The school plans to pay for teacher iPads upfront, including accessories, Apple TV and basic apps. The iPads range in price from $379 to $579. The Board says the iPads will not replace textbooks or the desk top computers already in place.
Now, the board needs to decide whether to implement the iPads to all grade levels at once or do a phase-in over time. They looked at three separate options:
Option A includes giving iPad3’s to 9-12 grades and iPad2’s to K-5th grades the first year. Sixth through eighth grades will receive iPads the second year. Every high school student will have their own iPad, and elementary students will have to share an iPad 1:4.
Option B involves giving 6-12 grade students their own iPad 3 and K-5th graders will share an iPad 2 1:4, but all will obtain iPads within the first year.
Option C will grant 7-12 graders their own iPad3’s, and 4-6th graders their own iPad2’s. K-3rd grades will share iPad2’s 1:4.
Teresa Knoblauch has three kids in EACS district. She was the only parent who shared her opinion at the meeting. She says she prefers Option C.
“I feel like that's the best option to get the most iPads in the hands of students and get them actively engaged in their learning,” Knoblauch said.
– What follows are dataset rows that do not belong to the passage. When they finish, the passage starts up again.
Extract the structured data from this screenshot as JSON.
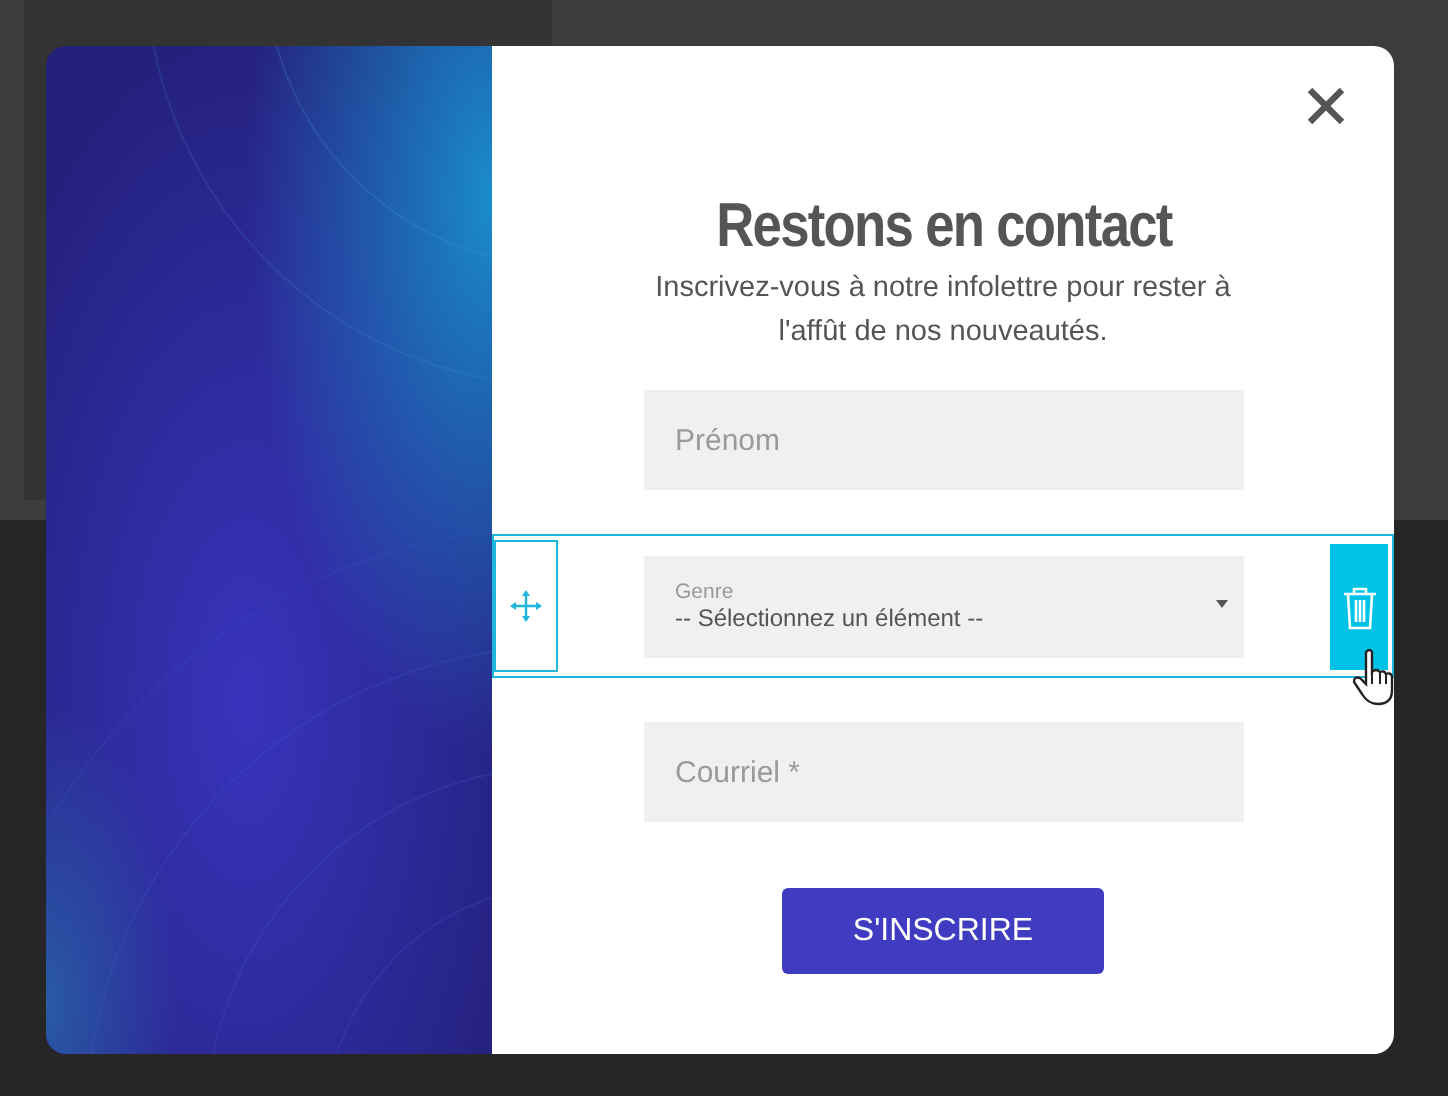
{
  "modal": {
    "title": "Restons en contact",
    "subtitle": "Inscrivez-vous à notre infolettre pour rester à l'affût de nos nouveautés.",
    "fields": [
      {
        "kind": "text",
        "placeholder": "Prénom",
        "selected": false
      },
      {
        "kind": "select",
        "label": "Genre",
        "value": "-- Sélectionnez un élément --",
        "selected": true
      },
      {
        "kind": "text",
        "placeholder": "Courriel *",
        "selected": false
      }
    ],
    "button": "S'INSCRIRE"
  }
}
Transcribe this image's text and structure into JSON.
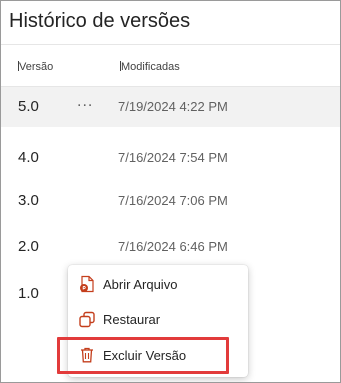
{
  "panel": {
    "title": "Histórico de versões",
    "columns": {
      "version": "Versão",
      "modified": "Modificadas"
    }
  },
  "rows": [
    {
      "version": "5.0",
      "modified": "7/19/2024 4:22 PM",
      "more": "...",
      "selected": true
    },
    {
      "version": "4.0",
      "modified": "7/16/2024 7:54 PM"
    },
    {
      "version": "3.0",
      "modified": "7/16/2024 7:06 PM"
    },
    {
      "version": "2.0",
      "modified": "7/16/2024 6:46 PM"
    },
    {
      "version": "1.0"
    }
  ],
  "context_menu": {
    "items": [
      {
        "label": "Abrir Arquivo",
        "icon": "word-file-icon"
      },
      {
        "label": "Restaurar",
        "icon": "restore-icon"
      },
      {
        "label": "Excluir Versão",
        "icon": "trash-icon"
      }
    ]
  },
  "colors": {
    "highlight": "#e23b3b",
    "selected_row": "#f2f2f2",
    "icon_orange": "#c43e1c"
  }
}
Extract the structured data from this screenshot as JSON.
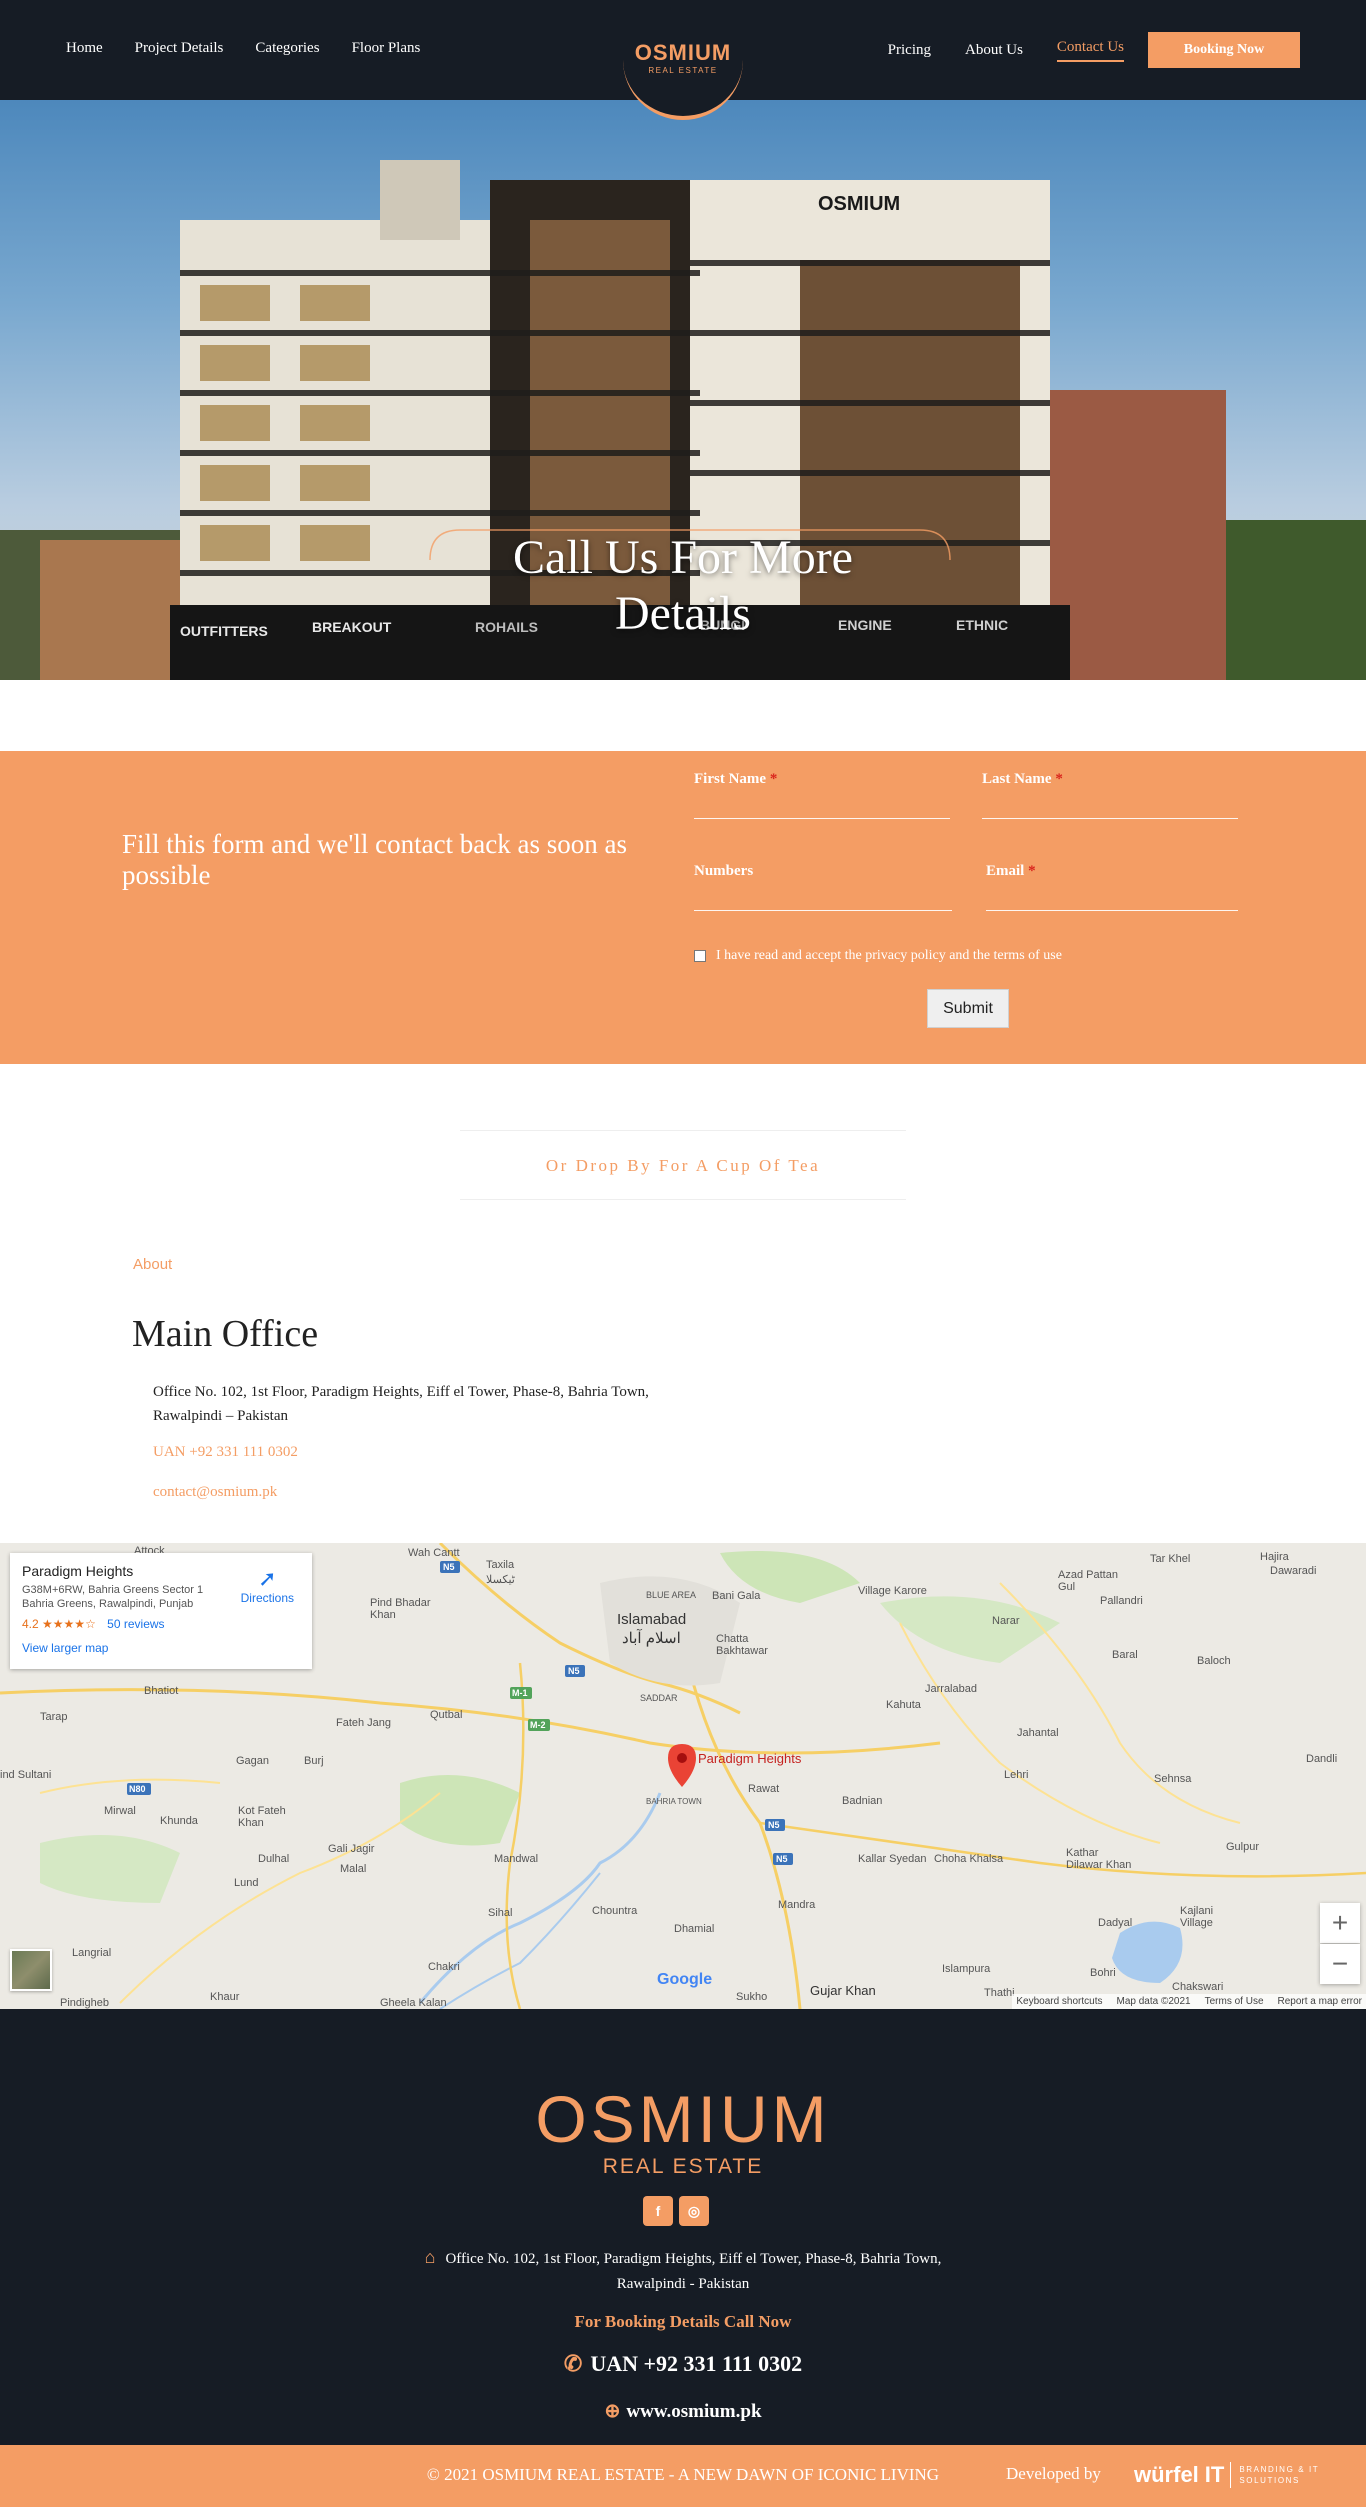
{
  "nav": {
    "left": [
      "Home",
      "Project Details",
      "Categories",
      "Floor Plans"
    ],
    "right": [
      "Pricing",
      "About Us",
      "Contact Us"
    ],
    "booking": "Booking Now",
    "logo": "OSMIUM",
    "logo_sub": "REAL ESTATE"
  },
  "hero": {
    "title_line1": "Call Us For More",
    "title_line2": "Details",
    "building_sign": "OSMIUM",
    "shop_signs": [
      "OUTFITTERS",
      "BREAKOUT",
      "ROHAILS",
      "BUNGI",
      "ENGINE",
      "ETHNIC"
    ]
  },
  "form": {
    "intro": "Fill this form and we'll contact back as soon as possible",
    "first_name": "First Name",
    "last_name": "Last Name",
    "numbers": "Numbers",
    "email": "Email",
    "required_mark": "*",
    "consent": "I have read and accept the privacy policy and the terms of use",
    "submit": "Submit"
  },
  "tea": "Or Drop By For A Cup Of Tea",
  "office": {
    "about": "About",
    "title": "Main Office",
    "address": "Office No. 102, 1st Floor, Paradigm Heights, Eiff el Tower, Phase-8, Bahria Town, Rawalpindi – Pakistan",
    "phone": "UAN +92 331 111 0302",
    "email": "contact@osmium.pk"
  },
  "map": {
    "place": "Paradigm Heights",
    "address": "G38M+6RW, Bahria Greens Sector 1 Bahria Greens, Rawalpindi, Punjab",
    "rating": "4.2",
    "stars": "★★★★☆",
    "reviews": "50 reviews",
    "larger": "View larger map",
    "directions": "Directions",
    "pin_label": "Paradigm Heights",
    "zoom_in": "+",
    "zoom_out": "−",
    "google": "Google",
    "footer": [
      "Keyboard shortcuts",
      "Map data ©2021",
      "Terms of Use",
      "Report a map error"
    ],
    "labels": {
      "wah": "Wah Cantt",
      "taxila": "Taxila",
      "taxila_ur": "ٹیکسلا",
      "attock": "Attock",
      "islamabad": "Islamabad",
      "islamabad_ur": "اسلام آباد",
      "blue_area": "BLUE AREA",
      "bani_gala": "Bani Gala",
      "chatta": "Chatta Bakhtawar",
      "village_karore": "Village Karore",
      "tar_khel": "Tar Khel",
      "hajira": "Hajira",
      "dawaradi": "Dawaradi",
      "azad": "Azad Pattan Gul",
      "pallandri": "Pallandri",
      "narar": "Narar",
      "pind_bhadar": "Pind Bhadar Khan",
      "bhatiot": "Bhatiot",
      "saddar": "SADDAR",
      "jarralabad": "Jarralabad",
      "baral": "Baral",
      "baloch": "Baloch",
      "kahuta": "Kahuta",
      "tarap": "Tarap",
      "fateh": "Fateh Jang",
      "qutbal": "Qutbal",
      "jahantal": "Jahantal",
      "dandli": "Dandli",
      "gagan": "Gagan",
      "burj": "Burj",
      "lehri": "Lehri",
      "sehnsa": "Sehnsa",
      "sultani": "ind Sultani",
      "rawat": "Rawat",
      "badnian": "Badnian",
      "mirwal": "Mirwal",
      "khunda": "Khunda",
      "kot": "Kot Fateh Khan",
      "bahria": "BAHRIA TOWN",
      "gali": "Gali Jagir",
      "mandwal": "Mandwal",
      "dulhal": "Dulhal",
      "malal": "Malal",
      "kallar": "Kallar Syedan",
      "choha": "Choha Khalsa",
      "kathar": "Kathar Dilawar Khan",
      "gulpur": "Gulpur",
      "lund": "Lund",
      "sihal": "Sihal",
      "chountra": "Chountra",
      "dhamial": "Dhamial",
      "mandra": "Mandra",
      "dadyal": "Dadyal",
      "kajlani": "Kajlani Village",
      "langrial": "Langrial",
      "chakri": "Chakri",
      "islampura": "Islampura",
      "pindigheb": "Pindigheb",
      "khaur": "Khaur",
      "gheela": "Gheela Kalan",
      "sukho": "Sukho",
      "gujar": "Gujar Khan",
      "thathi": "Thathi",
      "bohri": "Bohri",
      "chakswari": "Chakswari"
    },
    "road_shields": [
      "N5",
      "M-1",
      "M-2",
      "N5",
      "N5",
      "N80",
      "N5"
    ]
  },
  "footer": {
    "logo": "OSMIUM",
    "logo_sub": "REAL ESTATE",
    "address": "Office No. 102, 1st Floor, Paradigm Heights, Eiff el Tower, Phase-8, Bahria Town, Rawalpindi - Pakistan",
    "booking_title": "For Booking Details Call Now",
    "phone": "UAN +92 331 111 0302",
    "website": "www.osmium.pk",
    "copyright": "© 2021 OSMIUM REAL ESTATE - A NEW DAWN OF ICONIC LIVING",
    "developed_by": "Developed by",
    "dev_brand": "würfel",
    "dev_it": "IT",
    "dev_line1": "BRANDING & IT",
    "dev_line2": "SOLUTIONS"
  },
  "colors": {
    "accent": "#f49d64",
    "dark": "#161c25",
    "link": "#1a73e8"
  }
}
The Board says part of the cost will be covered through student textbook and technology fees, part will be taken from the district’s Technology Fund, and the remaining will either come from the left over $980 thousand from the Capital Projects Fund or through bonds, loans, and technology grants. They say there will be no tax impact on East Allen County residents. Either way, Knoblauch says it’s worth the money.
“I think it would be a great investment for our students and their future learning because it’s only going to prepare them as they head into high school and into college,” she said.
The Board narrowed it down to Options B and C and will decide on the best option at their next meeting.